Objectives: Viruses may contribute to RA. This prompted us to monitor viral load and response to anti-CD20 therapy in RA patients. [The drug rituximab is an antibody against the protein CD20, found on the overactive B cells involved in the autoimmune activity of RA. In some patients, rituximab helps RA by depleting B cells.]
Methods: Blood and bone marrow from 35 RA patients were analysed for CMV (cytomegalovirus, a member of the herpes virus family), EBV (Epstein-Barr), HSV-1, HSV-2 (herpes simplex viruses), parvovirus B19 and polyomavirus using real-time PCR before and 3 months after rituximab (RTX) treatment and related to the levels of autoantibodies and B-cell depletion. [PCR – polymerase chain reaction – is a technique used to identify the presence of disease-causing viruses and/or bacteria.]
Clinical response to RTX was defined as decrease in the 28-joint disease activity score (DAS-28) of more than 1.3 at 6 months.
Before RTX treatment:
• EBV was identified in 15 out of 35 patients (EBV-positive group), of which 4 expressed parvovirus.
• Parvovirus was further detected in eight patients (parvo-positive group).
• Twelve patients were negative for the analysed viruses.
• EBV was cleared, whereas parvovirus was unaffected.
• Eighteen patients were responders, of which 12 were EBV positive.
• The decrease in the DAS-28 was significantly higher in EBV-positive group compared with parvo-positive group (P = 0.002) and virus-negative patients (P = 0.04).
• Most of EBV-negative patients that responded to RTX (75%) required retreatment within the following 11 months compared with only 8% of responding EBV-positive patients.
• A decrease of RF, Ig-producing cells and CD19(+) B cells was observed following RTX but did not distinguish between viral infections.
• However, EBV-infected patients had significantly higher levels of Fas-expressing B cells at baseline as compared with EBV-negative groups.
EBV and parvovirus genomes are frequently found in bone marrow of RA patients.

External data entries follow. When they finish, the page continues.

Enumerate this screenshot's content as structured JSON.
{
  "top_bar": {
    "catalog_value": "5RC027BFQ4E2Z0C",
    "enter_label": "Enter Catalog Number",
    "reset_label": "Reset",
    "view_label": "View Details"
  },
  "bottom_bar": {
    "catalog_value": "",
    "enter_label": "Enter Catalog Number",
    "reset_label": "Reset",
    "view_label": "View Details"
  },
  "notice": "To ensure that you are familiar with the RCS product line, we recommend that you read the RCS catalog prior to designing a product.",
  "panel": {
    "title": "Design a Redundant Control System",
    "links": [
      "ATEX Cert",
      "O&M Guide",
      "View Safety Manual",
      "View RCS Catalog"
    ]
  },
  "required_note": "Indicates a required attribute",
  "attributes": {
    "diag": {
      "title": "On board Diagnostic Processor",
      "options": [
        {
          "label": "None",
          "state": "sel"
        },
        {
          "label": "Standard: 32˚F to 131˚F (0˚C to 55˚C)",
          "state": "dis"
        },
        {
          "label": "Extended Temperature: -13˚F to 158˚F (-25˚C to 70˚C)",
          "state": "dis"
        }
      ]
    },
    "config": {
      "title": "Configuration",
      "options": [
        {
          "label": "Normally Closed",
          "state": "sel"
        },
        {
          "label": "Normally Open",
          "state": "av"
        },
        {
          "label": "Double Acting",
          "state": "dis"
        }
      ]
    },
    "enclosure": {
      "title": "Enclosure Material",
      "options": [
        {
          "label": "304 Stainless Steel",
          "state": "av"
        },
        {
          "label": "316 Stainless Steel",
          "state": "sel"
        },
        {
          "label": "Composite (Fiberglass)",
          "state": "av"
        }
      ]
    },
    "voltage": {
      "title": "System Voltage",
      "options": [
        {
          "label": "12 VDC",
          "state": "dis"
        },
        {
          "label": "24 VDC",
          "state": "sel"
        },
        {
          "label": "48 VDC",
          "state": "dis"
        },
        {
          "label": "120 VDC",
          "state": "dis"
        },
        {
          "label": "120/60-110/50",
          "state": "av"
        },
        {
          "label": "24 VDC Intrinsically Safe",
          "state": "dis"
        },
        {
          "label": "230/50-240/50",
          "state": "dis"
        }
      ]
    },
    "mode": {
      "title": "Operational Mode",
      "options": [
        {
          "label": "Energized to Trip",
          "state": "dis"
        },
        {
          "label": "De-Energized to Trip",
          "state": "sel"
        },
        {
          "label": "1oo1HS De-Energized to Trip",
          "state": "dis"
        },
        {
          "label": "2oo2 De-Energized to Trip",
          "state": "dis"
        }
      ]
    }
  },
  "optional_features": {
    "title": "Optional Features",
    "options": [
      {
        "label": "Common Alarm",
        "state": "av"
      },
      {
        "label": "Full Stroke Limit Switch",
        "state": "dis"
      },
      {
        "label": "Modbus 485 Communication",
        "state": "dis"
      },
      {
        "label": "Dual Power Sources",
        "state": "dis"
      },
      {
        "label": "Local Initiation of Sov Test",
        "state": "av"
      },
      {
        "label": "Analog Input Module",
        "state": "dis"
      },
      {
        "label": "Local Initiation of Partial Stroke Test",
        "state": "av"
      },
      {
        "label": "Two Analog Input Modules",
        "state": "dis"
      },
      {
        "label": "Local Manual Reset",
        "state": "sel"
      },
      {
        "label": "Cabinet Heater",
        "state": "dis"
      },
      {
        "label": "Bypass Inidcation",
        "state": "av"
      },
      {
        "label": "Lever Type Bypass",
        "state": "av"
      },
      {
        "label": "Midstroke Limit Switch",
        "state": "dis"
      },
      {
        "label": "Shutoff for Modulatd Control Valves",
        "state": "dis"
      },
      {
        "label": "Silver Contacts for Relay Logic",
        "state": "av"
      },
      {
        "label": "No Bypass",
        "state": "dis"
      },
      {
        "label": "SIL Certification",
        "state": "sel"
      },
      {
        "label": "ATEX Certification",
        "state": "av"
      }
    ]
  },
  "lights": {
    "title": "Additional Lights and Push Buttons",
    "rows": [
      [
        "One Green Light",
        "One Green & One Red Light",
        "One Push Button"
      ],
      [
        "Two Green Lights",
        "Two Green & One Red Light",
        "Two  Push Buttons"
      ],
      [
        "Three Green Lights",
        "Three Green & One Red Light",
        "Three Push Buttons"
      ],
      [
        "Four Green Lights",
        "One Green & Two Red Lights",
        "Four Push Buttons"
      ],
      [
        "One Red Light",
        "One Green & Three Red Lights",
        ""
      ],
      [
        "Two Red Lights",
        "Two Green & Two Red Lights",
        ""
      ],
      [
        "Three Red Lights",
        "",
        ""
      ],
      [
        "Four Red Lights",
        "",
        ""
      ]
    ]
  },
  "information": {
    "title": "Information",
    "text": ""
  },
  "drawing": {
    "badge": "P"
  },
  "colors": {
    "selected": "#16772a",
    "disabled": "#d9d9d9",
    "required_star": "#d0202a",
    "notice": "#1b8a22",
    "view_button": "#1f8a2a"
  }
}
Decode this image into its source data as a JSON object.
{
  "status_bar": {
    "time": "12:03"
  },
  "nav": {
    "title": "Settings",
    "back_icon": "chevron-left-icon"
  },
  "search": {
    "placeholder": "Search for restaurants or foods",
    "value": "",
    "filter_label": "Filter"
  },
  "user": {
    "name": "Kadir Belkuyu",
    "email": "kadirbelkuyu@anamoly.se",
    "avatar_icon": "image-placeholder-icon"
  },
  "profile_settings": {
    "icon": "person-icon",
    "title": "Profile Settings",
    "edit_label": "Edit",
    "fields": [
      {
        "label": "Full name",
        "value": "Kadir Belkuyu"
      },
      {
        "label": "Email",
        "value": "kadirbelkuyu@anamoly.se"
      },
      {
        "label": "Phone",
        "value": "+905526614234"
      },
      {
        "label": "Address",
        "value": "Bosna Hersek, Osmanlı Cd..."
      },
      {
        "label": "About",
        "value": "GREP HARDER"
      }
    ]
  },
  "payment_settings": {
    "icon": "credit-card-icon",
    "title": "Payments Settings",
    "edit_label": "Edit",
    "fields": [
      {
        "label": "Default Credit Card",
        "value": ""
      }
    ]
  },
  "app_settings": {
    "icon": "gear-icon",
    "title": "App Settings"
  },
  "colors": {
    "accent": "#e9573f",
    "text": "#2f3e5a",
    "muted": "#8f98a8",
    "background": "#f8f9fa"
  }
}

The presence of EBV genome was associated with a better clinical response to RTX.
Thus, presence of EBV genome may predict clinical response to RTX.
Source: Rheumatology, Jun 14, 2010. Magnusson M, Brisslert M, Zendjanchi K, Lindh M, Bokarewa MI. Department of Rheumatology and Inflammation Research and Department of Virology, Sahlgrenska University Hospital, Göteborg, Sweden.